I can’t be sure which of the two sites to credit, either Grant Burton or webssense.com admin for his post here.

Modifications

1. I added isset and !empty checks within get_ip_address() to avoid a wasted call to validate_ip() if no IP needed checking
2. In the case of the $_SERVER['HTTP_X_FORWARDED_FOR'] variable I added a call to strpos to determine if the variable contained a comma separated list of IPs prior to using explode and iterating over a possibly non-existent array.
3. In validate_ip(), I did a check against the value “unknown” as it has been noted this header value is set on occasion. The check is done using strtolower to ensure that the cases match.
4. I converted the array of private network IP address ranges to their signed integer counterparts using ip2long to speed things up as these values are merely used as a lookup.
5. I removed the array and foreach loop and replaced it with a series of if() blocks to test whether the ip falls within invalid ranges. Since the foreach loop no longer existed, I only need one conversion from the IP address to a signed integer.
6. As noted in the php.net documentation for ip2long, I convert the IP address to an unsigned integer using sprintf. This alleviates the issue of the ip being converted to a negative signed integer on 32 bit machines.
7. Since the ip is now an unsigned integer, the last if() statement can be simplified to only check that the IP is greater than the lower bound since the range carries all the way to 255.255.255.255.

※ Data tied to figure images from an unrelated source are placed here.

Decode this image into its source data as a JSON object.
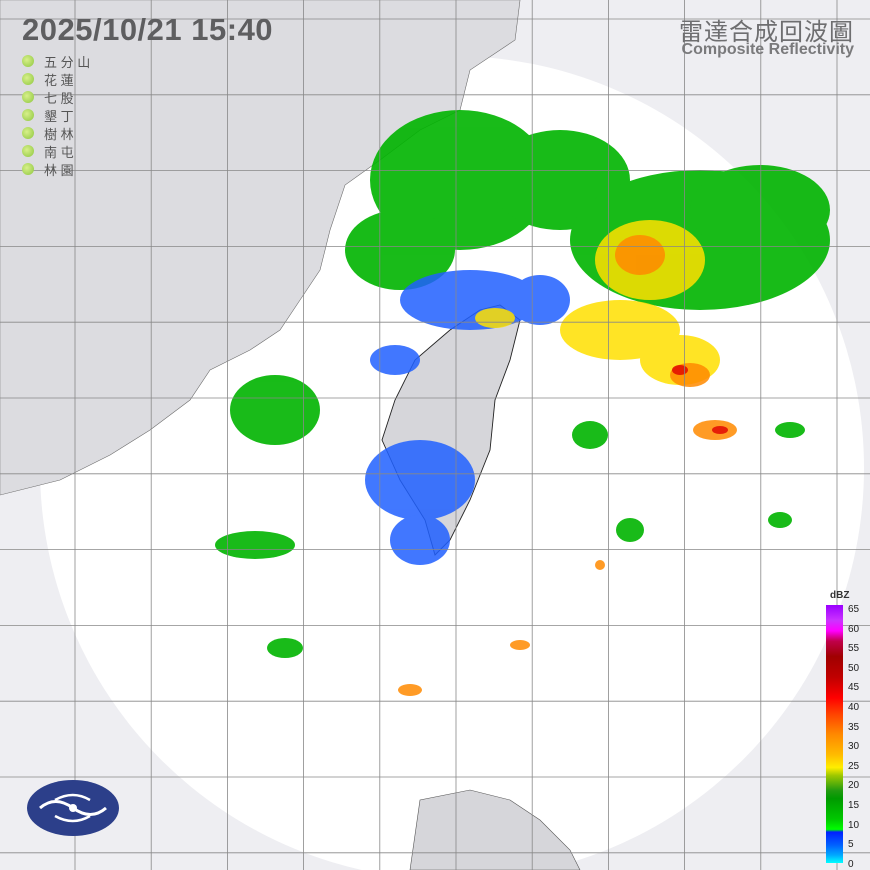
{
  "header": {
    "datetime": "2025/10/21  15:40",
    "title_zh": "雷達合成回波圖",
    "title_en": "Composite Reflectivity"
  },
  "stations": [
    {
      "name": "五 分 山"
    },
    {
      "name": "花 蓮"
    },
    {
      "name": "七 股"
    },
    {
      "name": "墾 丁"
    },
    {
      "name": "樹 林"
    },
    {
      "name": "南 屯"
    },
    {
      "name": "林 園"
    }
  ],
  "station_color": "#8cc63e",
  "colorbar": {
    "unit": "dBZ",
    "ticks": [
      "65",
      "60",
      "55",
      "50",
      "45",
      "40",
      "35",
      "30",
      "25",
      "20",
      "15",
      "10",
      "5",
      "0"
    ],
    "colors": {
      "low": "#00ffff",
      "blue": "#0020ff",
      "green": "#00c800",
      "yellow": "#ffee00",
      "orange": "#ff8800",
      "red": "#ff0000",
      "darkred": "#a00000",
      "magenta": "#ff00ff",
      "purple": "#9a00ff"
    }
  },
  "logo": {
    "icon": "cwa-logo-icon",
    "color": "#2c3f8a"
  }
}
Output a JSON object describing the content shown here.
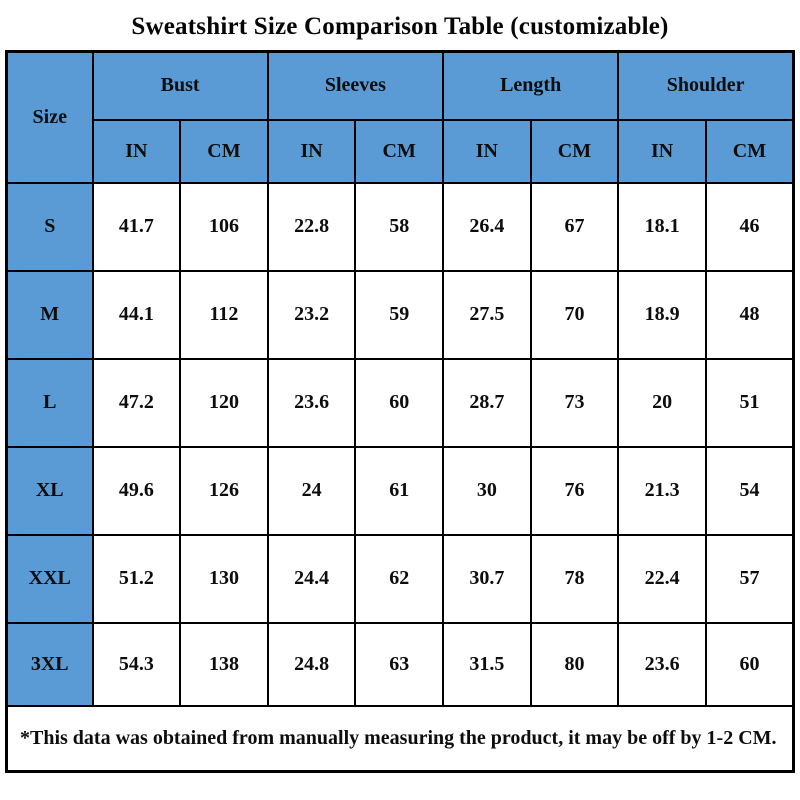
{
  "title": "Sweatshirt Size Comparison Table (customizable)",
  "colors": {
    "header_blue": "#5B9BD5",
    "border_black": "#000000",
    "text_dark": "#0d0d0d",
    "cell_white": "#ffffff"
  },
  "table": {
    "size_header": "Size",
    "groups": [
      {
        "label": "Bust"
      },
      {
        "label": "Sleeves"
      },
      {
        "label": "Length"
      },
      {
        "label": "Shoulder"
      }
    ],
    "unit_headers": [
      "IN",
      "CM"
    ],
    "rows": [
      {
        "size": "S",
        "values": [
          "41.7",
          "106",
          "22.8",
          "58",
          "26.4",
          "67",
          "18.1",
          "46"
        ]
      },
      {
        "size": "M",
        "values": [
          "44.1",
          "112",
          "23.2",
          "59",
          "27.5",
          "70",
          "18.9",
          "48"
        ]
      },
      {
        "size": "L",
        "values": [
          "47.2",
          "120",
          "23.6",
          "60",
          "28.7",
          "73",
          "20",
          "51"
        ]
      },
      {
        "size": "XL",
        "values": [
          "49.6",
          "126",
          "24",
          "61",
          "30",
          "76",
          "21.3",
          "54"
        ]
      },
      {
        "size": "XXL",
        "values": [
          "51.2",
          "130",
          "24.4",
          "62",
          "30.7",
          "78",
          "22.4",
          "57"
        ]
      },
      {
        "size": "3XL",
        "values": [
          "54.3",
          "138",
          "24.8",
          "63",
          "31.5",
          "80",
          "23.6",
          "60"
        ]
      }
    ],
    "footnote": "*This data was obtained from manually measuring the product, it may be off by 1-2 CM."
  },
  "chart_data": {
    "type": "table",
    "title": "Sweatshirt Size Comparison Table (customizable)",
    "columns": [
      "Size",
      "Bust IN",
      "Bust CM",
      "Sleeves IN",
      "Sleeves CM",
      "Length IN",
      "Length CM",
      "Shoulder IN",
      "Shoulder CM"
    ],
    "rows": [
      [
        "S",
        41.7,
        106,
        22.8,
        58,
        26.4,
        67,
        18.1,
        46
      ],
      [
        "M",
        44.1,
        112,
        23.2,
        59,
        27.5,
        70,
        18.9,
        48
      ],
      [
        "L",
        47.2,
        120,
        23.6,
        60,
        28.7,
        73,
        20,
        51
      ],
      [
        "XL",
        49.6,
        126,
        24,
        61,
        30,
        76,
        21.3,
        54
      ],
      [
        "XXL",
        51.2,
        130,
        24.4,
        62,
        30.7,
        78,
        22.4,
        57
      ],
      [
        "3XL",
        54.3,
        138,
        24.8,
        63,
        31.5,
        80,
        23.6,
        60
      ]
    ],
    "footnote": "*This data was obtained from manually measuring the product, it may be off by 1-2 CM."
  }
}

One thing to note is the location I placed the unsigned integer conversion in validate_ip(). It appears after the check to determine if the IP was valid because ip2long returns a -1 in the event that the ip matches 255.255.255.255. If we have converted to an unsigned integer prior to the if statement, the IP would be considered valid. Doing the unsigned int conversion also allows us to simplify the last range of IPs because we know anything equal to 255.255.255.255 did not enter the loop. Other simplifications included a quick check for !empty on $_SERVER variables prior to hitting validate_ip() as we dont need the overhead from making that call if we already know the variable to be invalid.